The fact that many whites are stuck in the past is illustrated at Strawberry where we see some hideous incidents of prejudice. Cassie and Big Ma get the worst spot for selling their goods and when Cassie asks why they can’t park near the back she is told ““them’s white folks’ wagons” said Big Ma gruffly as if that explained everything”. Also in Strawberry Cassie goes to the Barnett store where Mr Barnett is very dismissive of the “little nigger” and is slow to serve her, but he lets a white child skip the queue. Almost immediately after she leaves the store Cassie knocks down Lillian Jean who in a very overt display of racial discrimination tells Cassie to move her “nasty little self” and then when Cassie protests she is assaulted by Mr Simms and has to choose between apologizing and getting her arm broken. All the incidents in Strawberry go to show that even though the law was meant to have changed since the days of slavery, the people hadn’t changed and for blacks living in 1930 Mississippi, white men’s attitudes would mean that it would be a long time before they would be treated as equals and some of them may still be waiting, even today.

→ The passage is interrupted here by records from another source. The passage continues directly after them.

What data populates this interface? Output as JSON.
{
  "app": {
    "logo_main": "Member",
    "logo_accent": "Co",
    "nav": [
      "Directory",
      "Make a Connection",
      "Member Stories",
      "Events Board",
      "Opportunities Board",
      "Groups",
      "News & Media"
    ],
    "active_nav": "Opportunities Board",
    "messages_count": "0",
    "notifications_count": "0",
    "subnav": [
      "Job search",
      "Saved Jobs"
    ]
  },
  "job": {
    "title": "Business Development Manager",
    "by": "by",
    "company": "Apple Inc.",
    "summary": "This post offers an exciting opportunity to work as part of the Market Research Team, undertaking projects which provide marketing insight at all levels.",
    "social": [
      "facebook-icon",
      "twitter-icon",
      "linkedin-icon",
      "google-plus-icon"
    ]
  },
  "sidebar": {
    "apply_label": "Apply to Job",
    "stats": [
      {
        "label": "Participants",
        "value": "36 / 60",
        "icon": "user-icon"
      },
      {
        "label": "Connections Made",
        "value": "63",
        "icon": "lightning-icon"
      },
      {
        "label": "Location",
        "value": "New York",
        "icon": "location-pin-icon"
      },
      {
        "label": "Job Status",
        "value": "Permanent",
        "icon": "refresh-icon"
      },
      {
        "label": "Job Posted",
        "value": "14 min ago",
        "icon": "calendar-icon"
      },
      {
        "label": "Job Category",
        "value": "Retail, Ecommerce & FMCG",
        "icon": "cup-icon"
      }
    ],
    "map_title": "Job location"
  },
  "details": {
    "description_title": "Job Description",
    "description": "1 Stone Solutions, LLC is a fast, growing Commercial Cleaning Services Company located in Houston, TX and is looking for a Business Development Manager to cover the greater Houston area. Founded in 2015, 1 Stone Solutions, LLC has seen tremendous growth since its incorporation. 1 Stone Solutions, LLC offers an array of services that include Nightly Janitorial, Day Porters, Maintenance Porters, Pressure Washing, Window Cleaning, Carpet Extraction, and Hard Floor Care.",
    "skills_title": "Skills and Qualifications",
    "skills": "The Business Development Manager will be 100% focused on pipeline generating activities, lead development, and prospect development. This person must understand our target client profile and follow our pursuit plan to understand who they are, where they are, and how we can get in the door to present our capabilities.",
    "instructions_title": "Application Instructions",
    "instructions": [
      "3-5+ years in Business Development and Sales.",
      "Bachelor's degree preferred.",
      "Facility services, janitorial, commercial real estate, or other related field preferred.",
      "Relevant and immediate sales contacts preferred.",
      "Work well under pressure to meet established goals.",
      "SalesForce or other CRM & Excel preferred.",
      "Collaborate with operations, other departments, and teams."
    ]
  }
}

We are also told by Mr Morrison that during the attack he and his sisters had been at home all year because there “warn’t hardly no work”, it is clear from this that neither he nor any of his siblings were fortunate enough to go to school. Nevertheless, this is not hard to understand as half a century after Mr Morrison’s tale the Great Faith Elementary school is only “four weather beaten houses on stilts” and one teacher has to teach two classes, and with “320 students” and “7 teachers” that is about 45 children/teacher. And it in these overcrowded buildings that the books first moment of real drama occurs as little man refuses his book, because accepting it would mean accepting that he was a “nigra” and only deserved “very poor” conditioned books. Reading the book now, we feel that this is very unfair but even the Miss Crocker who is black herself seems to think this is fair saying “that’s what you are” and Cassie notices this saying, “Miss Crocker did not even know what I was talking about.”
But perhaps the most shocking thing about Mr Morrison’s story is that black men were accused of molesting a white woman. They fled but were chased down and burnt, this story is exactly the same as that of John Henry and old man Berry. John Henry was accused of being “the nigga Sallie Ann said was flirtin’ with her” he is then chased to old man Berry’s house. There a fight ensues, Berry gets set on fire and we are left to read about the results of this crime in the horrific scenes at the end Chapter 4 where we see a man who has “ no hair” and who makes “inhumane guttural wheezing”. This striking comparison between life in a 1870s shanty town and life in a civilized town many years later a stark but all too shocking.
In conclusion, using the extract and the novel I have learnt that life in 1930s Mississippi had hardly progressed in the two generations since the civil war: Racism was still prevalent and accepted and the blacks were still treated as subordinates of the whites not equals.